Anyway, to get down to brass tacks, the rate revenue in 1980-81 is expected to reach $420m. At the same time, the payroll of 16,544 will amount to $407m. Thus, there will only be a meagre balance of $13m. to meet recurrent expenditure of $159m. and special commitments of $57m. Indeed, that would have been all the money that would be in hand to do the work were it not for rising secondary income from many relatively small sources adding up to $145m.

In sum, total revenue is estimated at $565m. while salaries and operations combined will cost $623m. There is additionally a capital works commitment estimated at $148m. at current prices. This means in effect that $206m. has to be found. This is the size of the deficit on paper.

The forecast is not as bleak as it might sound. There will be something left of the present reserves of $260m. after the current financial year ends. Much depends on the rate of completion of capital projects under construction. While there may be an initial depletion of reserves, enough will be left in the kitty to tide the Council over until 31 March 1981. It is curious incidentally for a major city to pay cash for everything and to have no debts at all, but wise in the peculiar circumstances here to be in such an enviable position.

All this recital of figures means simply that there is no need for the Council to put up its rate percentage in the coming year. There will be no direct demand on the ratepayer for more money.

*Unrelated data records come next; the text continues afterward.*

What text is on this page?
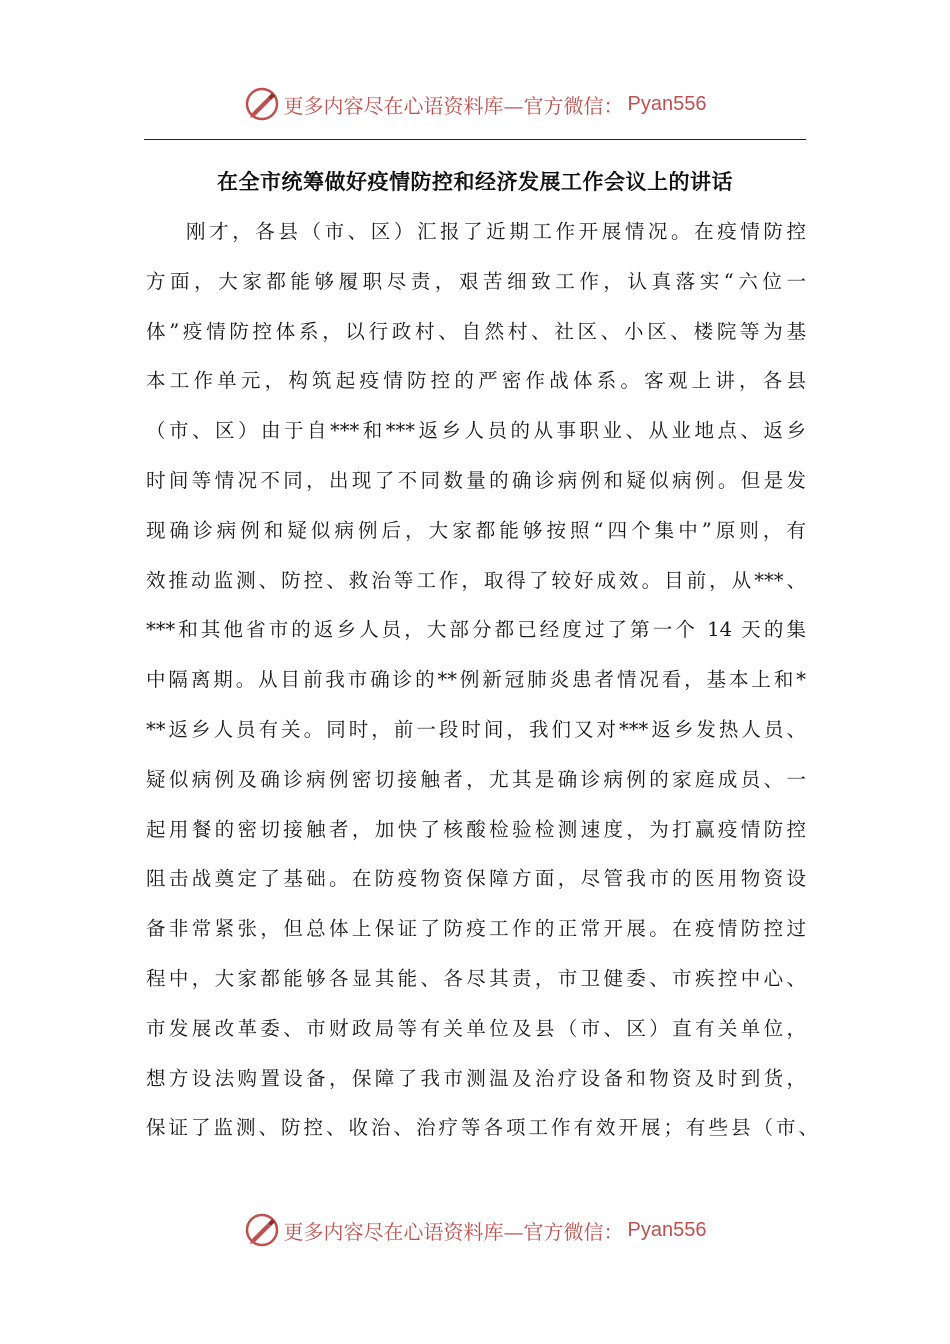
更多内容尽在心语资料库—官方微信： Pyan556
在全市统筹做好疫情防控和经济发展工作会议上的讲话
刚才，各县（市、区）汇报了近期工作开展情况。在疫情防控
方面，大家都能够履职尽责，艰苦细致工作，认真落实“六位一
体”疫情防控体系，以行政村、自然村、社区、小区、楼院等为基
本工作单元，构筑起疫情防控的严密作战体系。客观上讲，各县
（市、区）由于自***和***返乡人员的从事职业、从业地点、返乡
时间等情况不同，出现了不同数量的确诊病例和疑似病例。但是发
现确诊病例和疑似病例后，大家都能够按照“四个集中”原则，有
效推动监测、防控、救治等工作，取得了较好成效。目前，从***、
***和其他省市的返乡人员，大部分都已经度过了第一个 14 天的集
中隔离期。从目前我市确诊的**例新冠肺炎患者情况看，基本上和*
**返乡人员有关。同时，前一段时间，我们又对***返乡发热人员、
疑似病例及确诊病例密切接触者，尤其是确诊病例的家庭成员、一
起用餐的密切接触者，加快了核酸检验检测速度，为打赢疫情防控
阻击战奠定了基础。在防疫物资保障方面，尽管我市的医用物资设
备非常紧张，但总体上保证了防疫工作的正常开展。在疫情防控过
程中，大家都能够各显其能、各尽其责，市卫健委、市疾控中心、
市发展改革委、市财政局等有关单位及县（市、区）直有关单位，
想方设法购置设备，保障了我市测温及治疗设备和物资及时到货，
保证了监测、防控、收治、治疗等各项工作有效开展；有些县（市、
更多内容尽在心语资料库—官方微信： Pyan556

There is nevertheless a disconcerting five-year financial projection. But it can best serve only as a guide to the shape of things to come without real meaning as costs escalate inexorably. However, in the years ahead, a selective application of resources would have to be contemplated. Of course, there could be no retrenchment of services. Neither would an affluent city tolerate the cutting down of standards to which it would be easy to resort in a labour-intensive administration when money ran short. Other cities do so without qualms. The Council is pledged to the sensible course it has taken resolutely all these recent years: to give the people a richer life and to better living conditions here progressively. So, let the reserves be used up first if required. This is what the community expects.

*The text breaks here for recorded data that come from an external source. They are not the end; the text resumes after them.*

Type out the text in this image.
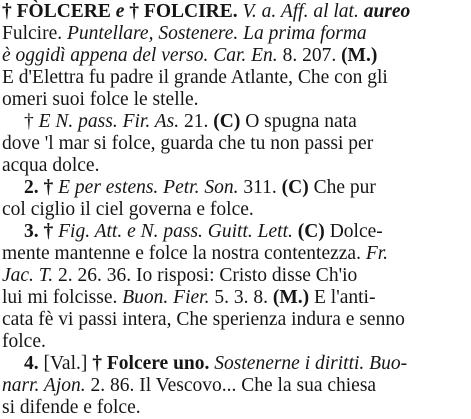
† FÒLCERE e † FOLCIRE. V. a. Aff. al lat. aureo
Fulcire. Puntellare, Sostenere. La prima forma
è oggidì appena del verso. Car. En. 8. 207. (M.)
E d'Elettra fu padre il grande Atlante, Che con gli
omeri suoi folce le stelle.
† E N. pass. Fir. As. 21. (C) O spugna nata
dove 'l mar si folce, guarda che tu non passi per
acqua dolce.
2. † E per estens. Petr. Son. 311. (C) Che pur
col ciglio il ciel governa e folce.
3. † Fig. Att. e N. pass. Guitt. Lett. (C) Dolce-
mente mantenne e folce la nostra contentezza. Fr.
Jac. T. 2. 26. 36. Io risposi: Cristo disse Ch'io
lui mi folcisse. Buon. Fier. 5. 3. 8. (M.) E l'anti-
cata fè vi passi intera, Che sperienza indura e senno
folce.
4. [Val.] † Folcere uno. Sostenerne i diritti. Buo-
narr. Ajon. 2. 86. Il Vescovo... Che la sua chiesa
si difende e folce.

The Council pins its hopes on many massive building constructions due to be completed by the private sector. When it happens, additional rates will be raised without pain. The next re-assessment of property values for taxation purposes will change the picture altogether. It will catch up with the swiftly rising cost of expanding services aggravated by inflation. This optimism looks beyond 1980-81 and is predicated upon factors outside the Council's control but predictable all the same.

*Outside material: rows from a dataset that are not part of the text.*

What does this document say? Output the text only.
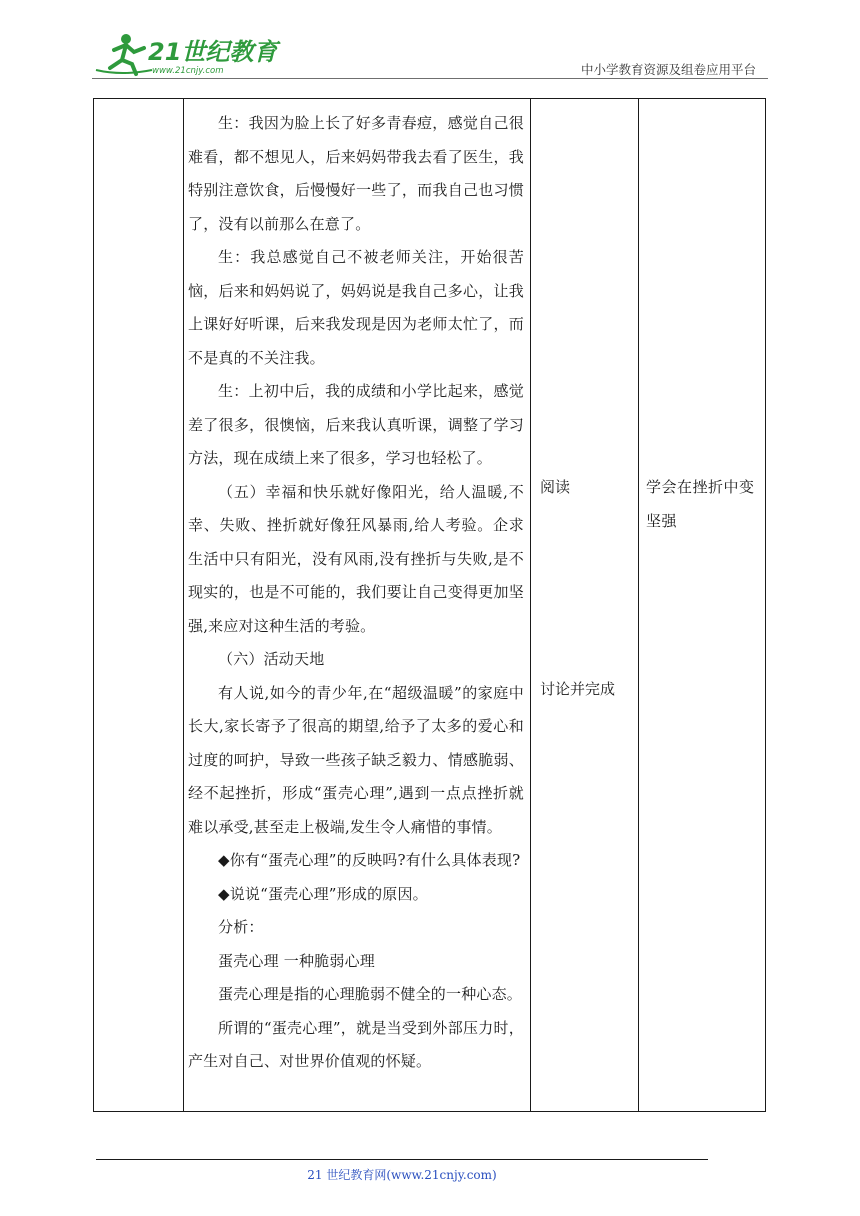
21世纪教育
www.21cnjy.com	中小学教育资源及组卷应用平台

生：我因为脸上长了好多青春痘，感觉自己很难看，都不想见人，后来妈妈带我去看了医生，我特别注意饮食，后慢慢好一些了，而我自己也习惯了，没有以前那么在意了。

生：我总感觉自己不被老师关注，开始很苦恼，后来和妈妈说了，妈妈说是我自己多心，让我上课好好听课，后来我发现是因为老师太忙了，而不是真的不关注我。

生：上初中后，我的成绩和小学比起来，感觉差了很多，很懊恼，后来我认真听课，调整了学习方法，现在成绩上来了很多，学习也轻松了。

（五）幸福和快乐就好像阳光，给人温暖,不幸、失败、挫折就好像狂风暴雨,给人考验。企求生活中只有阳光，没有风雨,没有挫折与失败,是不现实的，也是不可能的，我们要让自己变得更加坚强,来应对这种生活的考验。

（六）活动天地

有人说,如今的青少年,在“超级温暖”的家庭中长大,家长寄予了很高的期望,给予了太多的爱心和过度的呵护，导致一些孩子缺乏毅力、情感脆弱、经不起挫折，形成“蛋壳心理”,遇到一点点挫折就难以承受,甚至走上极端,发生令人痛惜的事情。

◆你有“蛋壳心理”的反映吗?有什么具体表现?

◆说说“蛋壳心理”形成的原因。

分析：

蛋壳心理 一种脆弱心理

蛋壳心理是指的心理脆弱不健全的一种心态。

所谓的“蛋壳心理”，就是当受到外部压力时，产生对自己、对世界价值观的怀疑。

阅读
讨论并完成
学会在挫折中变坚强
21 世纪教育网(www.21cnjy.com)
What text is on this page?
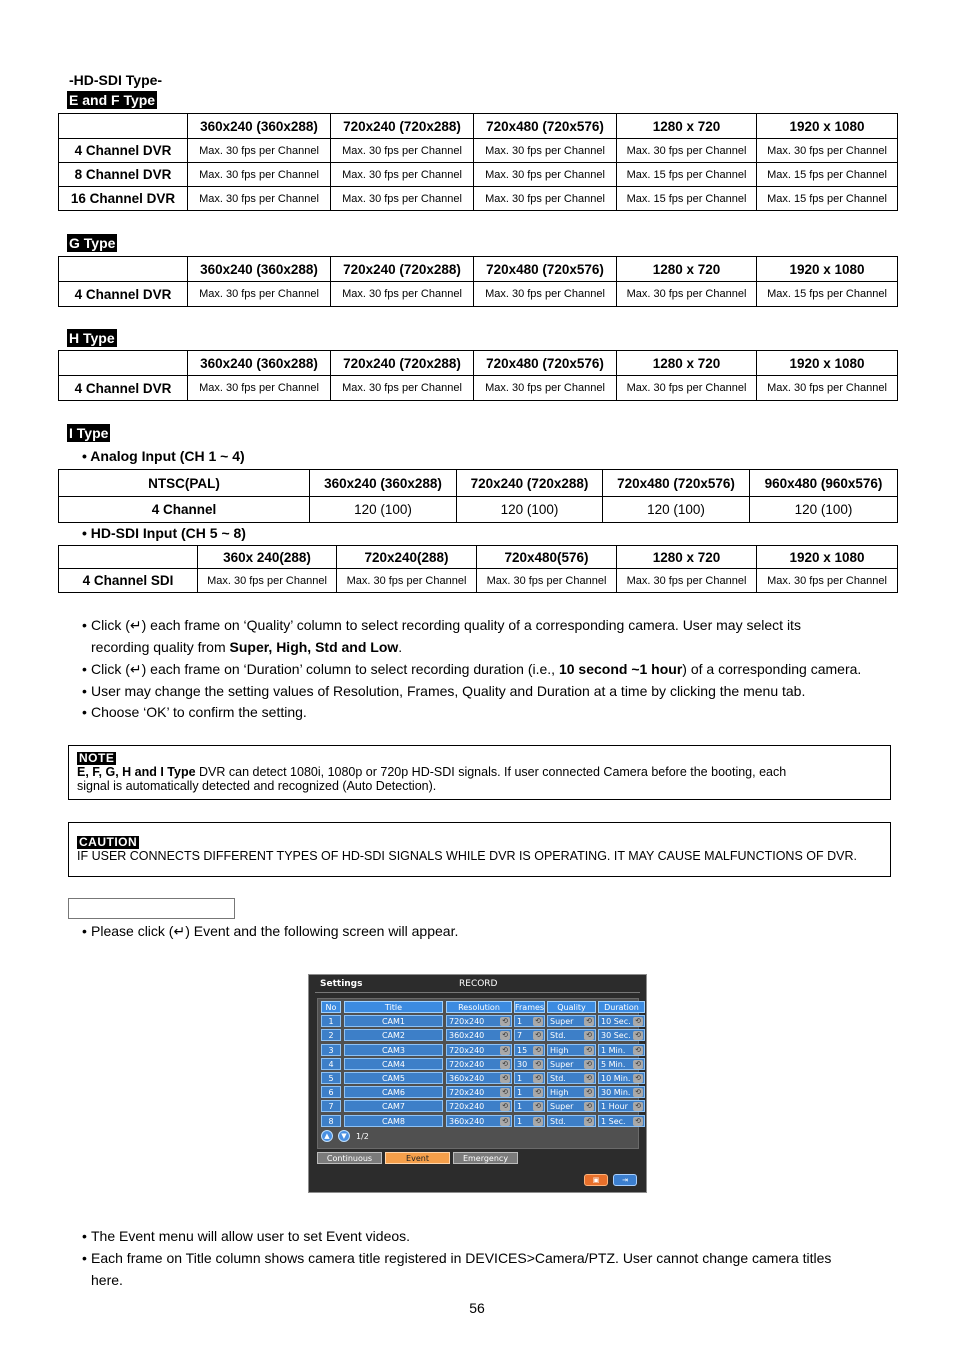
-HD-SDI Type-
E and F Type
	360x240 (360x288)	720x240 (720x288)	720x480 (720x576)	1280 x 720	1920 x 1080
4 Channel DVR	Max. 30 fps per Channel	Max. 30 fps per Channel	Max. 30 fps per Channel	Max. 30 fps per Channel	Max. 30 fps per Channel
8 Channel DVR	Max. 30 fps per Channel	Max. 30 fps per Channel	Max. 30 fps per Channel	Max. 15 fps per Channel	Max. 15 fps per Channel
16 Channel DVR	Max. 30 fps per Channel	Max. 30 fps per Channel	Max. 30 fps per Channel	Max. 15 fps per Channel	Max. 15 fps per Channel
G Type
	360x240 (360x288)	720x240 (720x288)	720x480 (720x576)	1280 x 720	1920 x 1080
4 Channel DVR	Max. 30 fps per Channel	Max. 30 fps per Channel	Max. 30 fps per Channel	Max. 30 fps per Channel	Max. 15 fps per Channel
H Type
	360x240 (360x288)	720x240 (720x288)	720x480 (720x576)	1280 x 720	1920 x 1080
4 Channel DVR	Max. 30 fps per Channel	Max. 30 fps per Channel	Max. 30 fps per Channel	Max. 30 fps per Channel	Max. 30 fps per Channel
I Type
• Analog Input (CH 1 ~ 4)
NTSC(PAL)	360x240 (360x288)	720x240 (720x288)	720x480 (720x576)	960x480 (960x576)
4 Channel	120 (100)	120 (100)	120 (100)	120 (100)
• HD-SDI Input (CH 5 ~ 8)
	360x 240(288)	720x240(288)	720x480(576)	1280 x 720	1920 x 1080
4 Channel SDI	Max. 30 fps per Channel	Max. 30 fps per Channel	Max. 30 fps per Channel	Max. 30 fps per Channel	Max. 30 fps per Channel
• Click (↵) each frame on ‘Quality’ column to select recording quality of a corresponding camera. User may select its
recording quality from Super, High, Std and Low.
• Click (↵) each frame on ‘Duration’ column to select recording duration (i.e., 10 second ~1 hour) of a corresponding camera.
• User may change the setting values of Resolution, Frames, Quality and Duration at a time by clicking the menu tab.
• Choose ‘OK’ to confirm the setting.
NOTE
E, F, G, H and I Type DVR can detect 1080i, 1080p or 720p HD-SDI signals. If user connected Camera before the booting, each
signal is automatically detected and recognized (Auto Detection).
CAUTION
IF USER CONNECTS DIFFERENT TYPES OF HD-SDI SIGNALS WHILE DVR IS OPERATING. IT MAY CAUSE MALFUNCTIONS OF DVR.
• Please click (↵) Event and the following screen will appear.
Settings	RECORD
No	Title	Resolution	Frames	Quality	Duration
1	CAM1	720x240	⟲	1 ⟲	Super ⟲	10 Sec. ⟲
2	CAM2	360x240	⟲	7 ⟲	Std.	⟲	30 Sec. ⟲
3	CAM3	720x240	⟲	15 ⟲	High	⟲	1 Min. ⟲
4	CAM4	720x240	⟲	30 ⟲	Super ⟲	5 Min. ⟲
5	CAM5	360x240	⟲	1 ⟲	Std.	⟲	10 Min. ⟲
6	CAM6	720x240	⟲	1 ⟲	High	⟲	30 Min. ⟲
7	CAM7	720x240	⟲	1 ⟲	Super ⟲	1 Hour ⟲
8	CAM8	360x240	⟲	1 ⟲	Std.	⟲	1 Sec. ⟲
▲	▼	1/2
Continuous	Event	Emergency
▣	⇥
• The Event menu will allow user to set Event videos.
• Each frame on Title column shows camera title registered in DEVICES>Camera/PTZ. User cannot change camera titles
here.
56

While this Council soldiers on with the rate at 4%, the Government collects 74% from householders in the urban areas. The Government has many other revenue sources and commands a huge accumulation of annual surpluses. In the circumstances, should the Council be driven to the wall, there would be a good case to argue for an internal adjustment of the rate percentage between the Government and the Council. A simple transfer of a small part of the Government's general rate, as it is termed, to the Council would not upset governmental finances but would obviate the need of any overall percentage increase. This would seem to be fair and reasonable to the ratepayer. It has, moreover, the merit of being a direct and symmetrical application of the financial principle of 'rough justice' newly advocated in high places here. And, the urban ratepayer would applaud such a fine example of co-operation for the common good as he would not have to dip into his pocket.

To reassure the man-in-the-street in these inflationary times, let me say without mincing words, the Council rate will stay put at 4%.

MR. HILTON CHEONG-LEEN, VICE-CHAIRMAN, URBAN COUNCIL (in English):- Mr. Chairman, I rise to second.

CHAIRMAN (in English):--Does any Member wish to speak? Mr. FORSGATE, Mr. Howard YOUNG, Miss Cecilia YEUNG in that order please.

MR. FORSGATE (in English):-I yield the floor to the lady.

CHAIRMAN (in English): --Does Mr. YOUNG also yield the floor to the lady member?